最新の科学捜査についての説明、描写も結構あるが・・・私的にはこのシリーズ、事件解決そのものよりもケイを中心とした人間関係の推移に興味が移っているので、難しい科学捜査法については“なるほど・・・そうやってなんか難しいことをしてわかることもあるわけだなぁ”と、かなりいい加減に読み飛ばしていて、そもそも理解しようとはしてないような読み方。
今回は人間関係に大きな波乱があって、それなりにコーンウェルがこのシリーズに新しい波を起こそうと思っている事は感じらるが・・・読後感としては事件そのものも、ケイと恋人ベントンの愛の行方、姿を消したままのマリーノのことなど、あらゆるものが消化不良の感が否めない気がした。
まるで、上下巻の本作が大きな意味での上巻で、この先に下巻が出るような雰囲気すらある。
ここまでつきあっているのだから、次回作も出れば読むことになるのだろうな〜と思っているのだが・・・我らがケイにもう少し心安らぐ時間を与えて欲しいと思ったりする。
本作でも・・・マリーノによって付けられた痣が身体に残る間は、ケイがベントンの前に裸体を晒さないだろう事はケイの性格を考えれば想像の範囲内ではあるが・・・ほんの少しで良いからベントンとの愛情を確認できるベッドシーンとかケイの心やすらぐベントンとの“優しい時間”が描かれれば、ケイを心配して読んでいるファンもかなり安心できると思うんだけどなぁ。。。
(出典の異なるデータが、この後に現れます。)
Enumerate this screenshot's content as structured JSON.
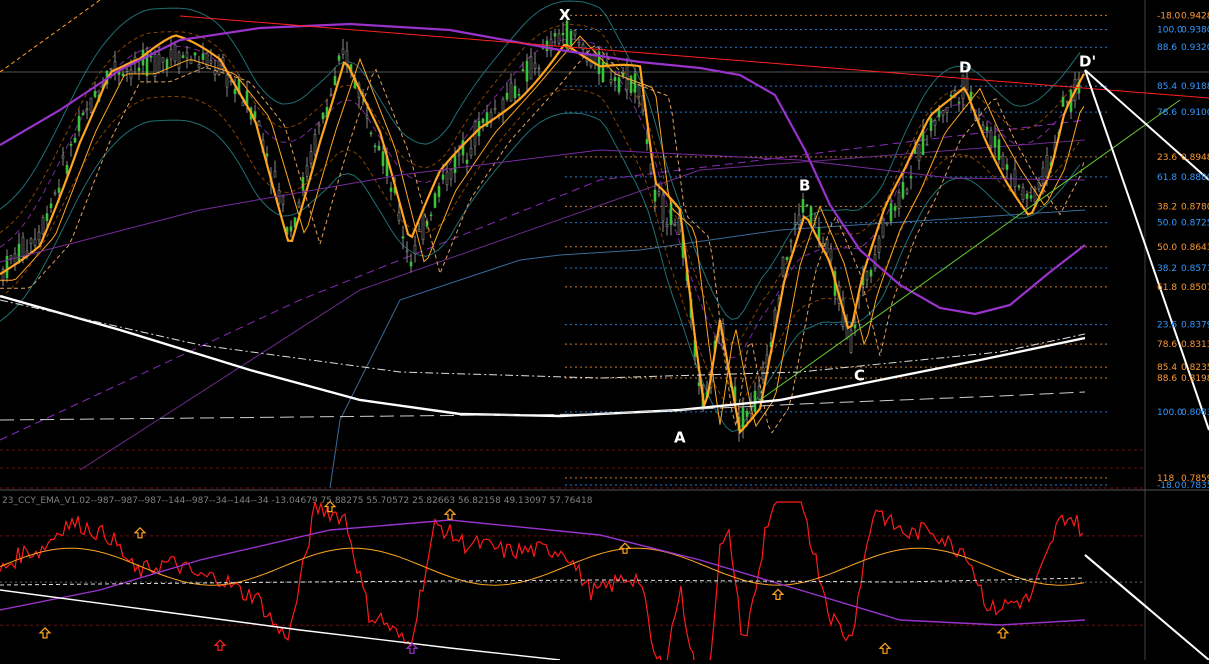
{
  "chart_data": {
    "type": "line",
    "title": "",
    "xlabel": "",
    "ylabel": "",
    "ylim": [
      0.7835,
      0.947
    ],
    "grid": false,
    "colors": {
      "background": "#000000",
      "candle": "#3ac23a",
      "price_line": "#8a8a8a",
      "ma_orange": "#ffa520",
      "ma_purple": "#9933cc",
      "trend_red": "#ff2020",
      "trend_green": "#66cc33",
      "white_curve": "#ffffff",
      "fib_orange": "#ff9933",
      "fib_blue": "#3399ff",
      "cci": "#ff1a1a"
    },
    "pattern_points": [
      {
        "label": "X",
        "x": 565,
        "y": 0.9378
      },
      {
        "label": "A",
        "x": 680,
        "y": 0.804
      },
      {
        "label": "B",
        "x": 805,
        "y": 0.88
      },
      {
        "label": "C",
        "x": 860,
        "y": 0.825
      },
      {
        "label": "D",
        "x": 965,
        "y": 0.92
      },
      {
        "label": "D'",
        "x": 1085,
        "y": 0.922
      }
    ],
    "fib_levels": [
      {
        "text": "-18.0",
        "price": "0.9428",
        "value": 0.9428,
        "color": "#ff9933"
      },
      {
        "text": "100.0",
        "price": "0.9380",
        "value": 0.938,
        "color": "#3399ff"
      },
      {
        "text": "88.6",
        "price": "0.9320",
        "value": 0.932,
        "color": "#3399ff"
      },
      {
        "text": "85.4",
        "price": "0.9188",
        "value": 0.9188,
        "color": "#3399ff"
      },
      {
        "text": "78.6",
        "price": "0.9100",
        "value": 0.91,
        "color": "#3399ff"
      },
      {
        "text": "23.6",
        "price": "0.8948",
        "value": 0.8948,
        "color": "#ff9933"
      },
      {
        "text": "61.8",
        "price": "0.8880",
        "value": 0.888,
        "color": "#3399ff"
      },
      {
        "text": "38.2",
        "price": "0.8780",
        "value": 0.878,
        "color": "#ff9933"
      },
      {
        "text": "50.0",
        "price": "0.8725",
        "value": 0.8725,
        "color": "#3399ff"
      },
      {
        "text": "50.0",
        "price": "0.8643",
        "value": 0.8643,
        "color": "#ff9933"
      },
      {
        "text": "38.2",
        "price": "0.8571",
        "value": 0.8571,
        "color": "#3399ff"
      },
      {
        "text": "61.8",
        "price": "0.8507",
        "value": 0.8507,
        "color": "#ff9933"
      },
      {
        "text": "23.6",
        "price": "0.8379",
        "value": 0.8379,
        "color": "#3399ff"
      },
      {
        "text": "78.6",
        "price": "0.8313",
        "value": 0.8313,
        "color": "#ff9933"
      },
      {
        "text": "85.4",
        "price": "0.8235",
        "value": 0.8235,
        "color": "#ff9933"
      },
      {
        "text": "88.6",
        "price": "0.8198",
        "value": 0.8198,
        "color": "#ff9933"
      },
      {
        "text": "100.0",
        "price": "0.8083",
        "value": 0.8083,
        "color": "#3399ff"
      },
      {
        "text": "118",
        "price": "0.7859",
        "value": 0.7859,
        "color": "#ff9933"
      },
      {
        "text": "-18.0",
        "price": "0.7835",
        "value": 0.7835,
        "color": "#3399ff"
      }
    ],
    "indicator": {
      "caption": "23_CCY_EMA_V1.02--987--987--987--144--987--34--144--34 -13.04679 75.88275 55.70572 25.82663 56.82158 49.13097 57.76418",
      "arrows": [
        {
          "x": 45,
          "dir": "up",
          "color": "#ffa520",
          "level": 0.15
        },
        {
          "x": 140,
          "dir": "up",
          "color": "#ffa520",
          "level": 0.8
        },
        {
          "x": 220,
          "dir": "up",
          "color": "#ff2020",
          "level": 0.07
        },
        {
          "x": 330,
          "dir": "up",
          "color": "#ffa520",
          "level": 0.97
        },
        {
          "x": 412,
          "dir": "up",
          "color": "#9933cc",
          "level": 0.05
        },
        {
          "x": 450,
          "dir": "up",
          "color": "#ffa520",
          "level": 0.92
        },
        {
          "x": 625,
          "dir": "up",
          "color": "#ffa520",
          "level": 0.7
        },
        {
          "x": 778,
          "dir": "up",
          "color": "#ffa520",
          "level": 0.4
        },
        {
          "x": 885,
          "dir": "up",
          "color": "#ffa520",
          "level": 0.05
        },
        {
          "x": 1003,
          "dir": "up",
          "color": "#ffa520",
          "level": 0.15
        }
      ]
    }
  }
}
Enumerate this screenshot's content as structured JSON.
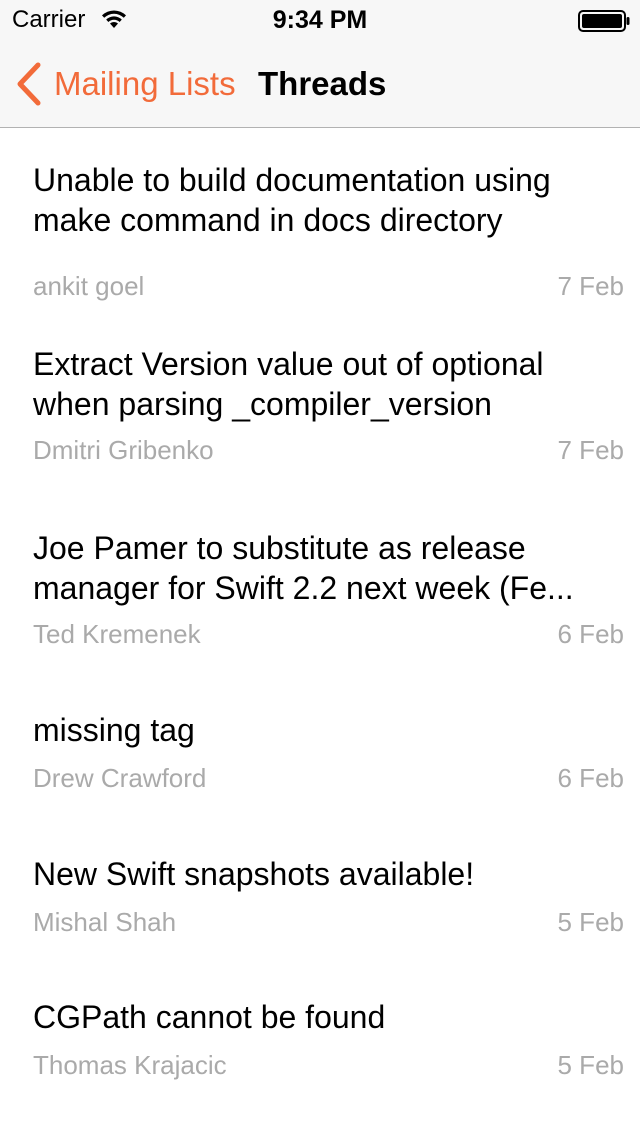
{
  "status_bar": {
    "carrier": "Carrier",
    "time": "9:34 PM",
    "wifi_icon": "wifi-icon",
    "battery_icon": "battery-full-icon"
  },
  "nav": {
    "back_label": "Mailing Lists",
    "back_icon": "chevron-left-icon",
    "title": "Threads",
    "accent_color": "#f26b3a"
  },
  "threads": [
    {
      "title": "Unable to build documentation using make command in docs directory",
      "author": "ankit goel",
      "date": "7 Feb"
    },
    {
      "title": "Extract Version value out of optional when parsing _compiler_version",
      "author": "Dmitri Gribenko",
      "date": "7 Feb"
    },
    {
      "title": "Joe Pamer to substitute as release manager for Swift 2.2 next week (Fe...",
      "author": "Ted Kremenek",
      "date": "6 Feb"
    },
    {
      "title": "missing tag",
      "author": "Drew Crawford",
      "date": "6 Feb"
    },
    {
      "title": "New Swift snapshots available!",
      "author": "Mishal Shah",
      "date": "5 Feb"
    },
    {
      "title": "CGPath cannot be found",
      "author": "Thomas Krajacic",
      "date": "5 Feb"
    }
  ]
}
と、まぁ、それは今後に期待して、次回作を待つことに。また2年くらいの 待ち かな???
それはそうと・・・私が検死官シリーズを読み始めたのはもう十数年前・・・当時つき合っていた彼女が第1作の『検死官』を読んで “面白かった” からと薦められたから。
彼女とつき合っている間、検死官シリーズも一緒に読み進んでいった。
その彼女、数年前に結婚した。
別れてからもたまにはお茶したり、飲んだりと話しはする機械はあった。今回の『異邦人』も出たことを知らなかったのだが、彼女と電話で話している時に・・・“もう読んだ?”・・・ってことで知ったわけ。
これだけ長いシリーズだと、彼女と私のように別れた男と女が、かつてつき合っていた時に読み、そして語り合ったこのシリーズを読み続けているってこともあるんだろうな・・・と思ったりした。
その彼女に検死官シリーズを薦められ、彼女にはトム・クランシーのジャック・ライアンシリーズを薦め、この『異邦人』を私が読み終えたことで、2人とも2つのシリーズを全て読んでいるってことになった。。。
しかし・・・映画化が大掛かりにならざるを得ないトム・クランシーのライアンシリーズは『レッド・オクトーバーを追え』『愛国者のゲーム』『いま、そこにある危機』『恐怖の総和』と映画化されてきたが、検死官シリーズはデミ・ムーアをケイに据えての映画化の話しなど、映画化の話しが浮いては消え、未だに映画化が実現していないのも、ここまでくるとちょっと不思議であるとさえ感じる。